Dikota ini pula, diseberang sungai Potomac, terdapat Taman Makam Pahlawan (TMP) Arlington. 
Disinilah jenasah para Presiden Amerika Serikat dan para Pahlawan Perangnya dimakamkan.

Pak Pardjo dan rombongan didepan Museum "Smithsonian" 
Washington juga ‘gudangnya’ museum. Salah satu yang terbesar adalah  Museum “Smithsonian Insitute”. Museum ilmiah dan teknologi milik pemerintah yang terbuka gratis bagi pengunjung ini memiliki bagian-bagian museum yang terpisah sesuai bidang masing-masing. 
Bangunan-bangunan yang ada dikota Washington juga rata-rata bangunan tua. Selain Gedung Putih, bangunan lain yang tidak kalah tua dan menarik serta menjadi ‘land mark’ kota adalah Gedung Capitol, yang merupakan kantor dan gedung persidangan anggota Konggres Amerika Serikat.
Hari itu Pak Pardjo memerintahkan saya untuk menyewa sebuah sedan limousine merk Cadillac dari Hotel. 
Limousine adalah sebuah sedan ‘long body’, yang bisa memuat 6 – 8 orang. Tempat duduk belakang dibuat seperti sofa berlapis kulit yang empuk dalam posisi berhadapan. Tidak terasa sempit walau yang ada didalamnya 6 orang dewasa. Interior mobil ini mewah dan nyaman sekali. Ruang pengemudi disekat dengan semacam tirai kaca yang bisa dibuka tutup. Sedan sewaan ini (ongkos sewanya 40 USD untuk 12 jam) dikemudikan oleh seorang sopir yang mengaku bernama “Jimmy”. Ia memakai pakaian ‘kebesaran’ sopir limousine, jas gelap panjang berekor dan (ini yang membuat saya tersenyum) dia memakai topi yang sporty bak seorang detektip. 
Saya sempat membayangkan, kalau sedan mewah ini beroperasi di jalanan Jakarta, saya yakin akan jadi bulan-bulanan metro mini dan bis kota, karena bodi nya yang panjang.
Seharian itu kita keliling kota Washington naik limousine mewah. Diselingi istirahat makan siang di Pentagon Mall (yang terletak di area Pentagon, markas AB Amerika Serikat), disebuah ‘pujasera’ yang atapnya terbuat dari fiber bening tembus pandang, sehingga mengesankan seolah atapnya terbuka..

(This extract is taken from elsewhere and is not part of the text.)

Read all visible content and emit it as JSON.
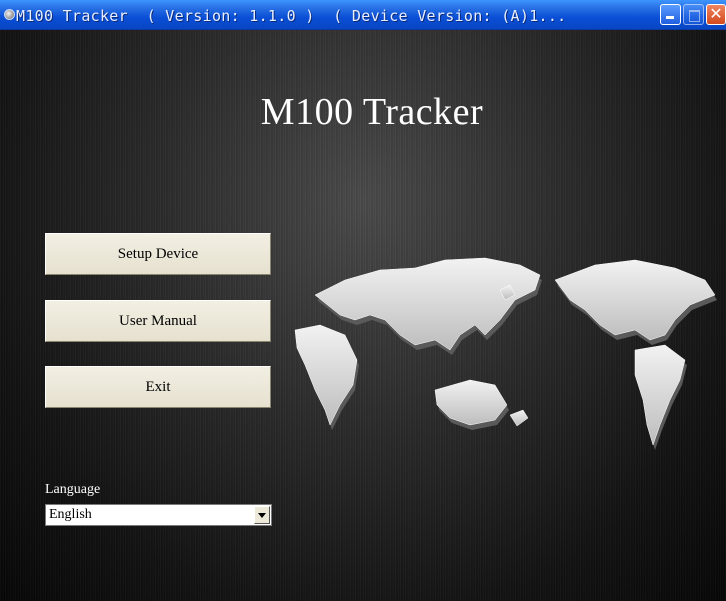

 saya, mas Wiwiek dan Pak Pardjo makan siang di Pentagon Mall

Kelak ternyata ‘pujasera’ model begini banyak ditiru di Mall yang dibangun di Jakarta dan kota besar lainnya di Indonesia.
Memasuki bulan Maret 1992, sehari sebelum jadwal kepulangan kita, cuaca makin memburuk. Menurut prakiraan cuaca yang saya lihat di TV CNN, suhu udara berkisar antara 3 – 13 derajat Celcius. Dan salju diperkirakan akan turun sampai ketebalan 4 sentimeter. Ternyata betul, didepan hotel The Embassy Row, salju mulai turun rintik-rintik. Suhu udara semakin dingin. Tapi hati saya bersorak. Akhirnya saya bisa melihat salju dan merasakan kelembutannya dengan tangan telanjang saya. 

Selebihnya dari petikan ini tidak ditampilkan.